Des vidéos TikTok accusent de grandes marques de luxe de produire secrètement en Chine pour contourner les taxes douanières américaines. Ces allégations, qui prétendent révéler les coulisses cachées de la fabrication de produits de luxe, ont suscité une vive réaction sur les réseaux sociaux. Cependant, derrière ces pseudo-révélations se dessine une opération bien cousue pour écouler des contrefaçons, en profitant de la confusion autour des taxes douanières.

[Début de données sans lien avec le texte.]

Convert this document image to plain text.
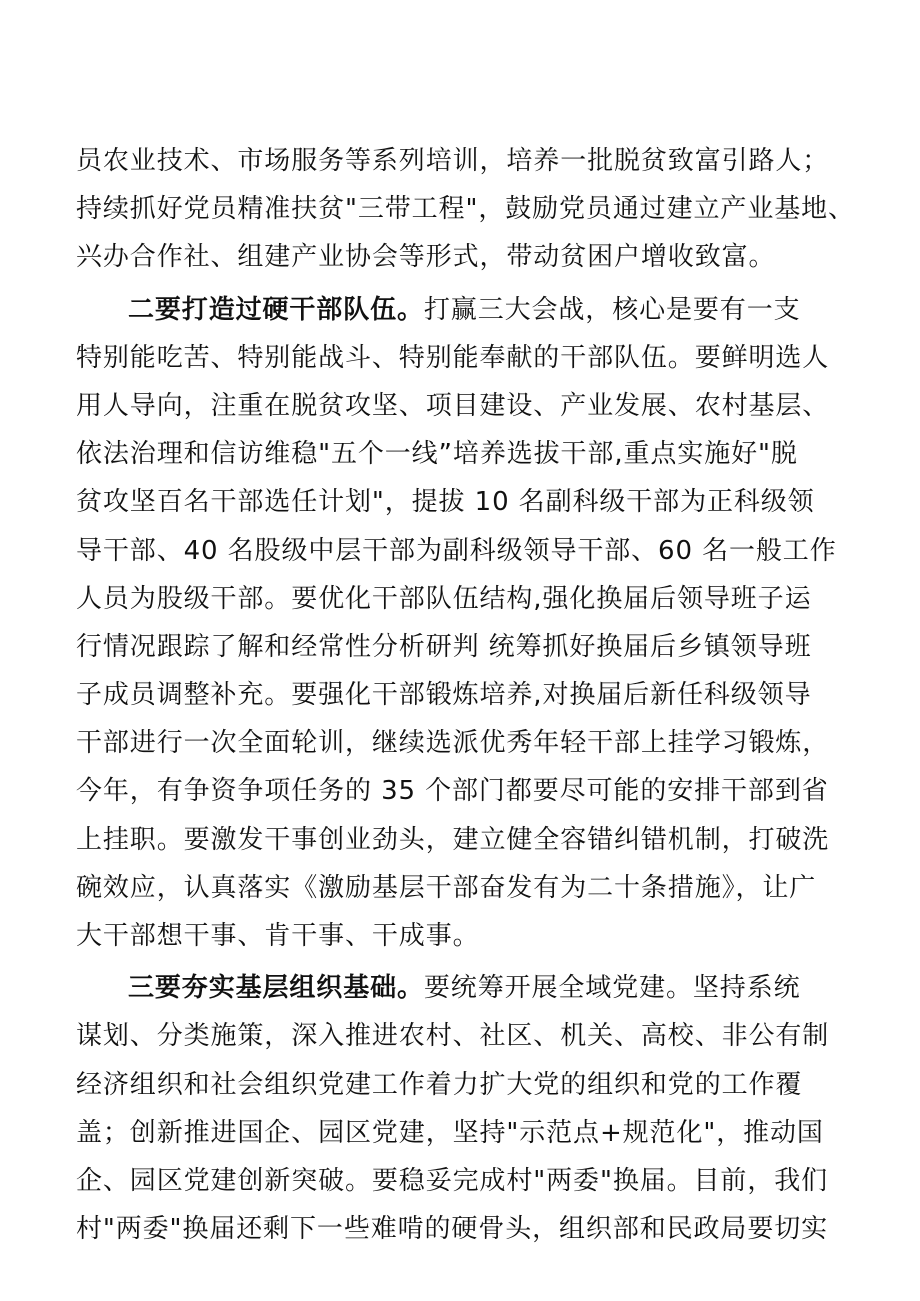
员农业技术、市场服务等系列培训，培养一批脱贫致富引路人；
持续抓好党员精准扶贫"三带工程"，鼓励党员通过建立产业基地、
兴办合作社、组建产业协会等形式，带动贫困户增收致富。
二要打造过硬干部队伍。打赢三大会战，核心是要有一支
特别能吃苦、特别能战斗、特别能奉献的干部队伍。要鲜明选人
用人导向，注重在脱贫攻坚、项目建设、产业发展、农村基层、
依法治理和信访维稳"五个一线”培养选拔干部,重点实施好"脱
贫攻坚百名干部选任计划"，提拔 10 名副科级干部为正科级领
导干部、40 名股级中层干部为副科级领导干部、60 名一般工作
人员为股级干部。要优化干部队伍结构,强化换届后领导班子运
行情况跟踪了解和经常性分析研判 统筹抓好换届后乡镇领导班
子成员调整补充。要强化干部锻炼培养,对换届后新任科级领导
干部进行一次全面轮训，继续选派优秀年轻干部上挂学习锻炼，
今年，有争资争项任务的 35 个部门都要尽可能的安排干部到省
上挂职。要激发干事创业劲头，建立健全容错纠错机制，打破洗
碗效应，认真落实《激励基层干部奋发有为二十条措施》，让广
大干部想干事、肯干事、干成事。
三要夯实基层组织基础。要统筹开展全域党建。坚持系统
谋划、分类施策，深入推进农村、社区、机关、高校、非公有制
经济组织和社会组织党建工作着力扩大党的组织和党的工作覆
盖；创新推进国企、园区党建，坚持"示范点+规范化"，推动国
企、园区党建创新突破。要稳妥完成村"两委"换届。目前，我们
村"两委"换届还剩下一些难啃的硬骨头，组织部和民政局要切实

Se présentant comme des ouvriers ou des sous-traitants du luxe, des créateurs de contenus chinois prétendent que les autorités de Pékin ont levé des clauses de confidentialité liant les sous-traitants locaux. Cette prétendue décision, dont l’AFP n’a retrouvé aucune trace, les autoriserait à révéler les coulisses cachées de la fabrication de produits de luxe en Chine. Les internautes sont ainsi incités à se fournir directement sur des sites vendant des produits similaires, mais sans logo, à des prix bien inférieurs.

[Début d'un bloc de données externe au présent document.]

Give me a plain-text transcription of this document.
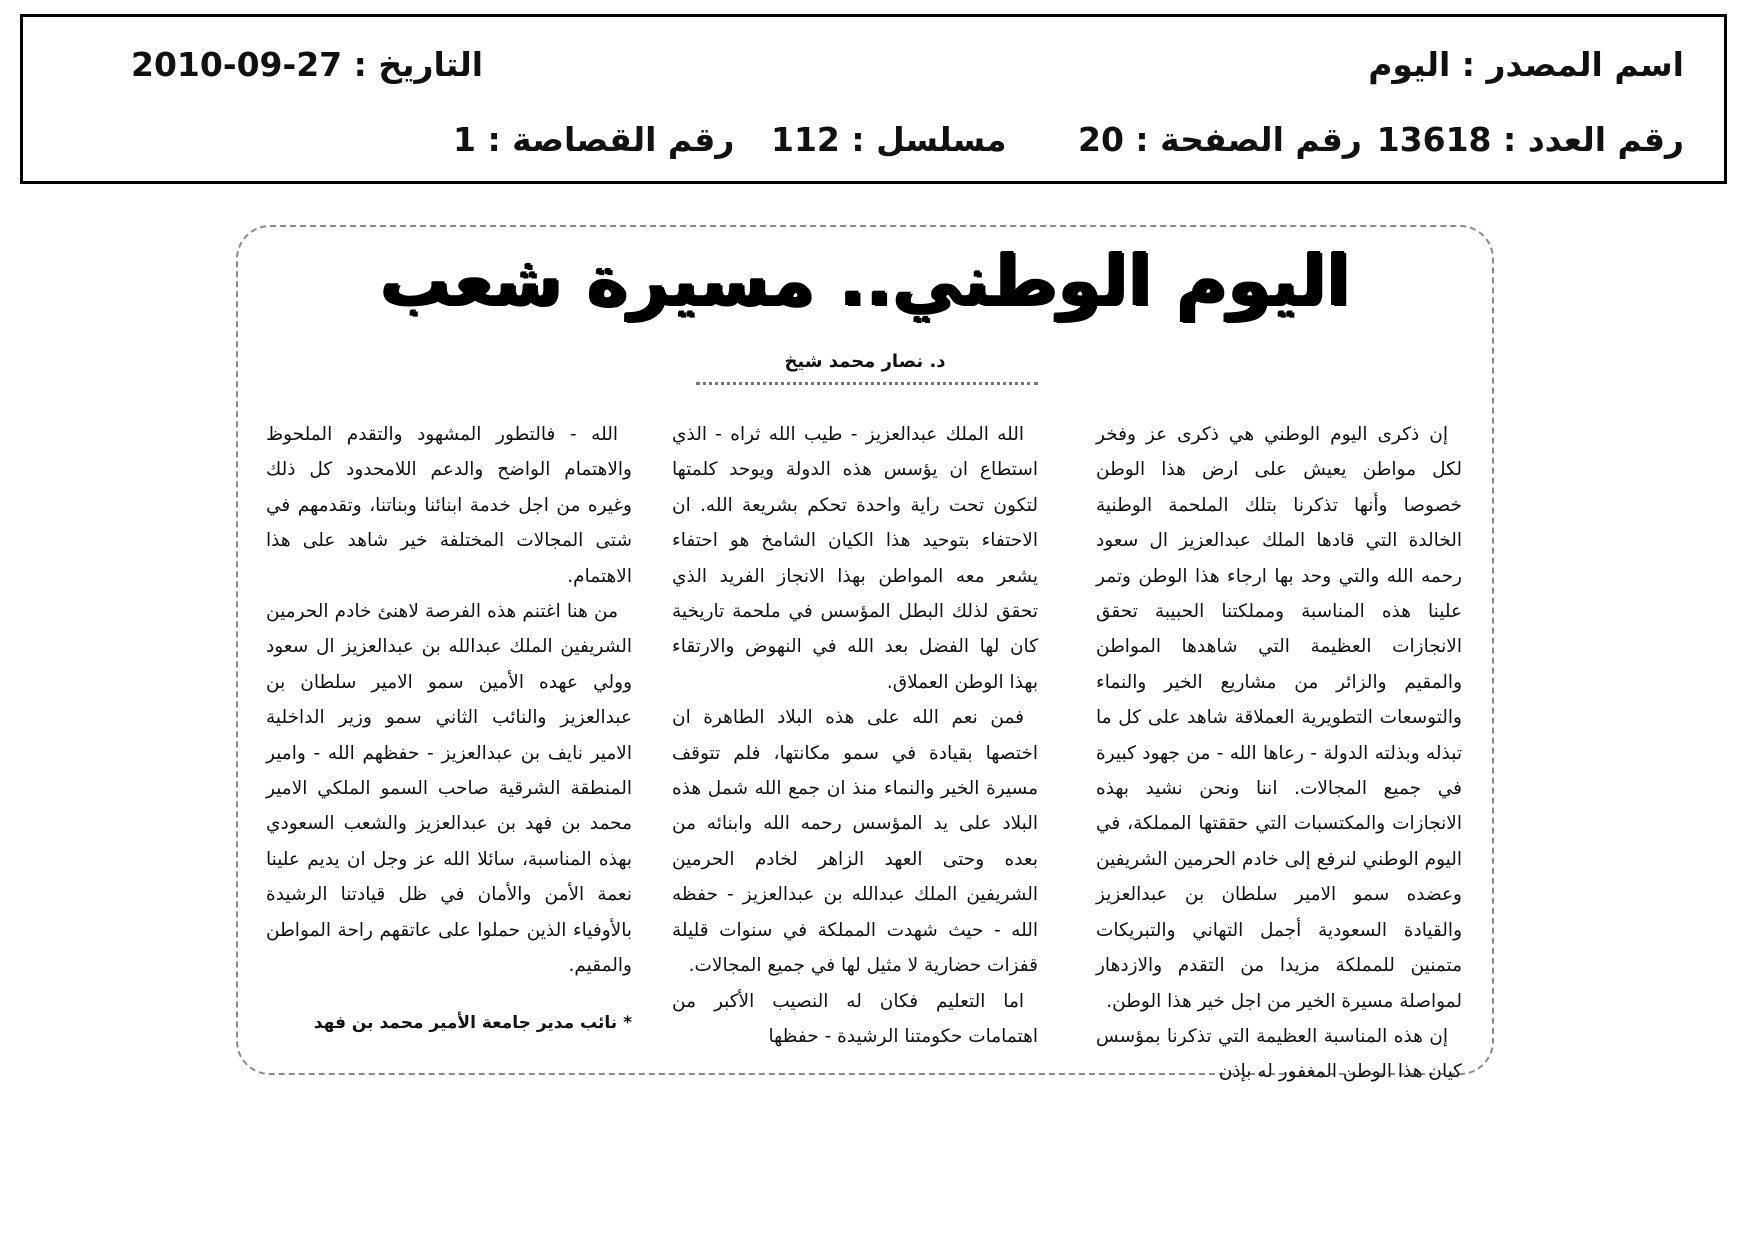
اسم المصدر : اليوم
التاريخ : 27-09-2010
رقم العدد : 13618
رقم القصاصة : 1 مسلسل : 112 رقم الصفحة : 20
اليوم الوطني.. مسيرة شعب
د. نصار محمد شيخ

إن ذكرى اليوم الوطني هي ذكرى عز وفخر لكل مواطن يعيش على ارض هذا الوطن خصوصا وأنها تذكرنا بتلك الملحمة الوطنية الخالدة التي قادها الملك عبدالعزيز ال سعود رحمه الله والتي وحد بها ارجاء هذا الوطن وتمر علينا هذه المناسبة ومملكتنا الحبيبة تحقق الانجازات العظيمة التي شاهدها المواطن والمقيم والزائر من مشاريع الخير والنماء والتوسعات التطويرية العملاقة شاهد على كل ما تبذله وبذلته الدولة - رعاها الله - من جهود كبيرة في جميع المجالات. اننا ونحن نشيد بهذه الانجازات والمكتسبات التي حققتها المملكة، في اليوم الوطني لنرفع إلى خادم الحرمين الشريفين وعضده سمو الامير سلطان بن عبدالعزيز والقيادة السعودية أجمل التهاني والتبريكات متمنين للمملكة مزيدا من التقدم والازدهار لمواصلة مسيرة الخير من اجل خير هذا الوطن.

إن هذه المناسبة العظيمة التي تذكرنا بمؤسس كيان هذا الوطن المغفور له بإذن

الله الملك عبدالعزيز - طيب الله ثراه - الذي استطاع ان يؤسس هذه الدولة ويوحد كلمتها لتكون تحت راية واحدة تحكم بشريعة الله. ان الاحتفاء بتوحيد هذا الكيان الشامخ هو احتفاء يشعر معه المواطن بهذا الانجاز الفريد الذي تحقق لذلك البطل المؤسس في ملحمة تاريخية كان لها الفضل بعد الله في النهوض والارتقاء بهذا الوطن العملاق.

فمن نعم الله على هذه البلاد الطاهرة ان اختصها بقيادة في سمو مكانتها، فلم تتوقف مسيرة الخير والنماء منذ ان جمع الله شمل هذه البلاد على يد المؤسس رحمه الله وابنائه من بعده وحتى العهد الزاهر لخادم الحرمين الشريفين الملك عبدالله بن عبدالعزيز - حفظه الله - حيث شهدت المملكة في سنوات قليلة قفزات حضارية لا مثيل لها في جميع المجالات.

اما التعليم فكان له النصيب الأكبر من اهتمامات حكومتنا الرشيدة - حفظها

الله - فالتطور المشهود والتقدم الملحوظ والاهتمام الواضح والدعم اللامحدود كل ذلك وغيره من اجل خدمة ابنائنا وبناتنا، وتقدمهم في شتى المجالات المختلفة خير شاهد على هذا الاهتمام.

من هنا اغتنم هذه الفرصة لاهنئ خادم الحرمين الشريفين الملك عبدالله بن عبدالعزيز ال سعود وولي عهده الأمين سمو الامير سلطان بن عبدالعزيز والنائب الثاني سمو وزير الداخلية الامير نايف بن عبدالعزيز - حفظهم الله - وامير المنطقة الشرقية صاحب السمو الملكي الامير محمد بن فهد بن عبدالعزيز والشعب السعودي بهذه المناسبة، سائلا الله عز وجل ان يديم علينا نعمة الأمن والأمان في ظل قيادتنا الرشيدة بالأوفياء الذين حملوا على عاتقهم راحة المواطن والمقيم.

* نائب مدير جامعة الأمير محمد بن فهد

Les marques de luxe et la production en Chine
Des accusations sans fondement
Des marques visées comme les françaises Hermès, Chanel ou Louis Vuitton, dont la production est localisée en Europe ou aux États-Unis selon leurs sites internet, n’ont pas souhaité répondre aux questions de l’AFP sur les affirmations de ces vidéos virales. Pour Jacques Carles, président-fondateur du «Centre du luxe et de la création», l’idée que les grandes maisons fabriqueraient en Chine est «absurde». «Ce serait un suicide. S’il y avait une preuve – et il n’y en a aucune – ce serait fini, les marques ne sont pas folles», dit-il.
Si les TikTokeurs insistent sur le savoir-faire des ouvriers chinois, présentés comme les petites mains cachées des grandes maisons de luxe, «ces ateliers de contrefaçon ne respectent absolument pas toutes les étapes de fabrication», ajoute-t-il, citant l’exemple du fameux sac Birkin d’Hermès, qui nécessite «des centaines d’heures de travail».

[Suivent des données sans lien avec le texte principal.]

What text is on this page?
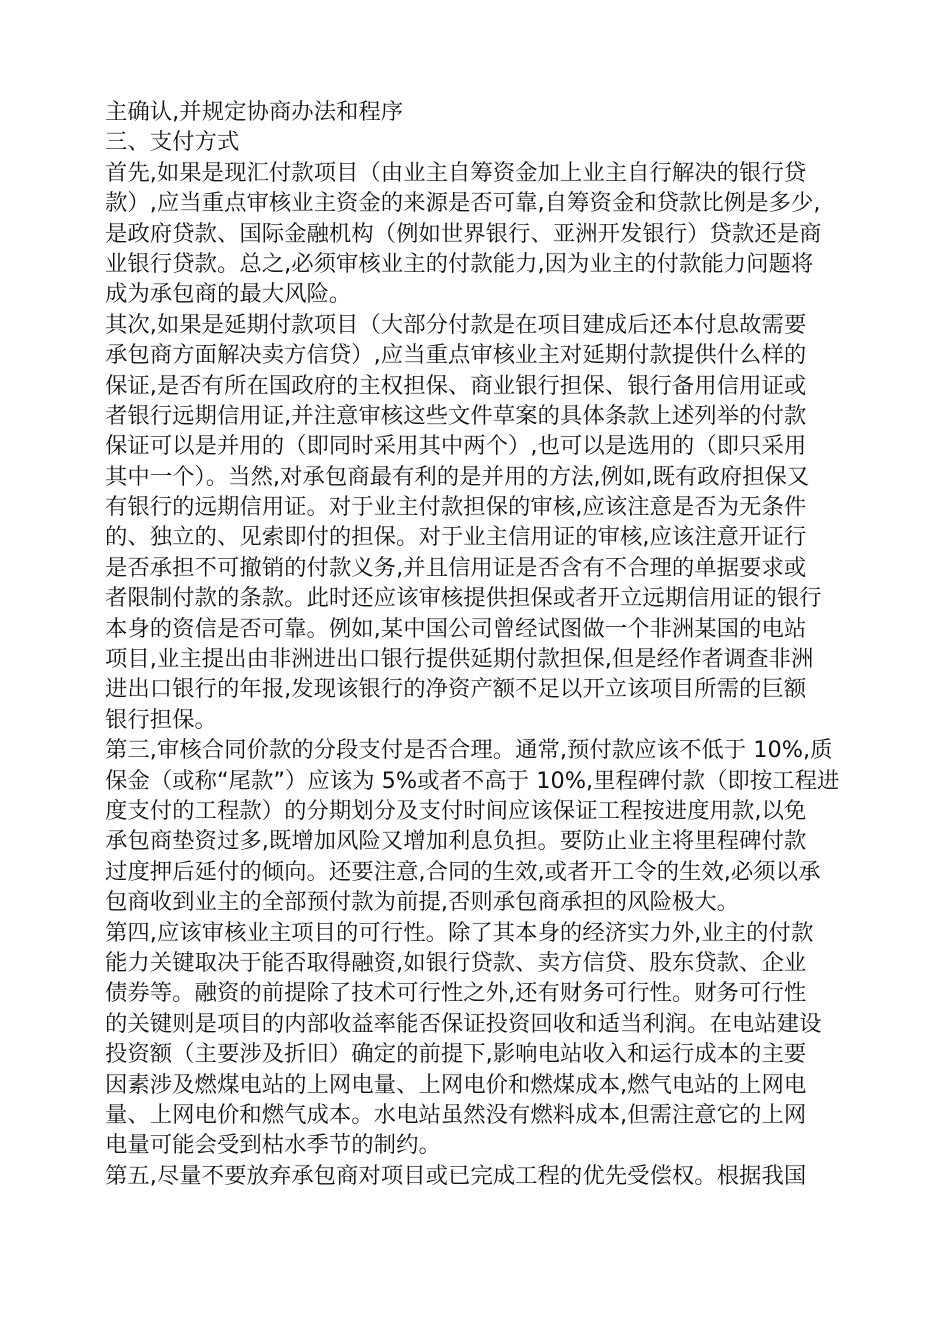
主确认,并规定协商办法和程序
三、支付方式
首先,如果是现汇付款项目（由业主自筹资金加上业主自行解决的银行贷
款）,应当重点审核业主资金的来源是否可靠,自筹资金和贷款比例是多少,
是政府贷款、国际金融机构（例如世界银行、亚洲开发银行）贷款还是商
业银行贷款。总之,必须审核业主的付款能力,因为业主的付款能力问题将
成为承包商的最大风险。
其次,如果是延期付款项目（大部分付款是在项目建成后还本付息故需要
承包商方面解决卖方信贷）,应当重点审核业主对延期付款提供什么样的
保证,是否有所在国政府的主权担保、商业银行担保、银行备用信用证或
者银行远期信用证,并注意审核这些文件草案的具体条款上述列举的付款
保证可以是并用的（即同时采用其中两个）,也可以是选用的（即只采用
其中一个）。当然,对承包商最有利的是并用的方法,例如,既有政府担保又
有银行的远期信用证。对于业主付款担保的审核,应该注意是否为无条件
的、独立的、见索即付的担保。对于业主信用证的审核,应该注意开证行
是否承担不可撤销的付款义务,并且信用证是否含有不合理的单据要求或
者限制付款的条款。此时还应该审核提供担保或者开立远期信用证的银行
本身的资信是否可靠。例如,某中国公司曾经试图做一个非洲某国的电站
项目,业主提出由非洲进出口银行提供延期付款担保,但是经作者调查非洲
进出口银行的年报,发现该银行的净资产额不足以开立该项目所需的巨额
银行担保。
第三,审核合同价款的分段支付是否合理。通常,预付款应该不低于 10%,质
保金（或称“尾款”）应该为 5%或者不高于 10%,里程碑付款（即按工程进
度支付的工程款）的分期划分及支付时间应该保证工程按进度用款,以免
承包商垫资过多,既增加风险又增加利息负担。要防止业主将里程碑付款
过度押后延付的倾向。还要注意,合同的生效,或者开工令的生效,必须以承
包商收到业主的全部预付款为前提,否则承包商承担的风险极大。
第四,应该审核业主项目的可行性。除了其本身的经济实力外,业主的付款
能力关键取决于能否取得融资,如银行贷款、卖方信贷、股东贷款、企业
债券等。融资的前提除了技术可行性之外,还有财务可行性。财务可行性
的关键则是项目的内部收益率能否保证投资回收和适当利润。在电站建设
投资额（主要涉及折旧）确定的前提下,影响电站收入和运行成本的主要
因素涉及燃煤电站的上网电量、上网电价和燃煤成本,燃气电站的上网电
量、上网电价和燃气成本。水电站虽然没有燃料成本,但需注意它的上网
电量可能会受到枯水季节的制约。
第五,尽量不要放弃承包商对项目或已完成工程的优先受偿权。根据我国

Une campagne virale pour écouler des stocks illégaux
Les internautes diffusant ces contenus cherchent en réalité à «ouvrir une brèche en créant le doute» pour «écouler leurs stocks» de produits illégaux, poursuit M. Carles, décrivant «une campagne virale, démultipliée sur les réseaux» et «difficile à contrer». Les marques, elles, restent silencieuses et «traitent ça par le mépris», une erreur selon lui.
L’accusation d’une production secrète en Chine de produits de luxe officiellement fabriqués en Europe «ne tient pas la route», estime lui aussi Michel Phan, professeur en marketing du luxe au sein de l’école de commerce française emlyon. Tout comme l’argument, brandi sur TikTok, d’une réplique chinoise aux mesures douanières américaines. «Cela n’a pas de sens», selon M. Phan, car «s’en prendre aux marques européennes ne pénalise en rien le gouvernement américain».
Des ventes en direct sur TikTok
Parallèlement, des ventes sont organisées en direct sur TikTok par des commerçants chinois, renvoyant vers des sites internet. Ces lives ou messages en direct peuvent cumuler des centaines de vues chacun. Des modèles de produits de luxe y sont présentés, numérotés, rangés sur des étagères. «Livraison DHL. Produits identiques à ceux en boutique. Seule différence: le prix», annonce dans l’un d’eux une voix en français générée par l’IA.
Les internautes sont invités à scanner un QR code ou à cliquer sur un lien pour finaliser leur achat via WhatsApp ou PayPal. L’AFP a repéré une vingtaine de lives similaires diffusés simultanément en anglais et en français, suggérant que les internautes européens et nord-américains constituent les principales cibles.
La Chine, premier foyer mondial de la contrefaçon
La Chine est régulièrement pointée comme le premier foyer mondial de la contrefaçon. Selon certaines estimations, 70 à 80% des produits contrefaits y sont fabriqués. L’achat de produits contrefaits est sanctionné dans les pays de l’Union européenne comme dans de nombreux pays étrangers. Selon l’Office de l’Union européenne pour la propriété intellectuelle (EUIPO), la contrefaçon coûte 16 milliards d’euros par an à l’industrie européenne. Les secteurs les plus touchés sont l’habillement, les cosmétiques et les jouets.
En conclusion, les vidéos TikTok accusant les marques de luxe de produire secrètement en Chine semblent être une manœuvre pour écouler des contrefaçons. Les experts s'accordent à dire que ces allégations sont sans fondement et que les marques de luxe restent fidèles à leurs standards de qualité et de production.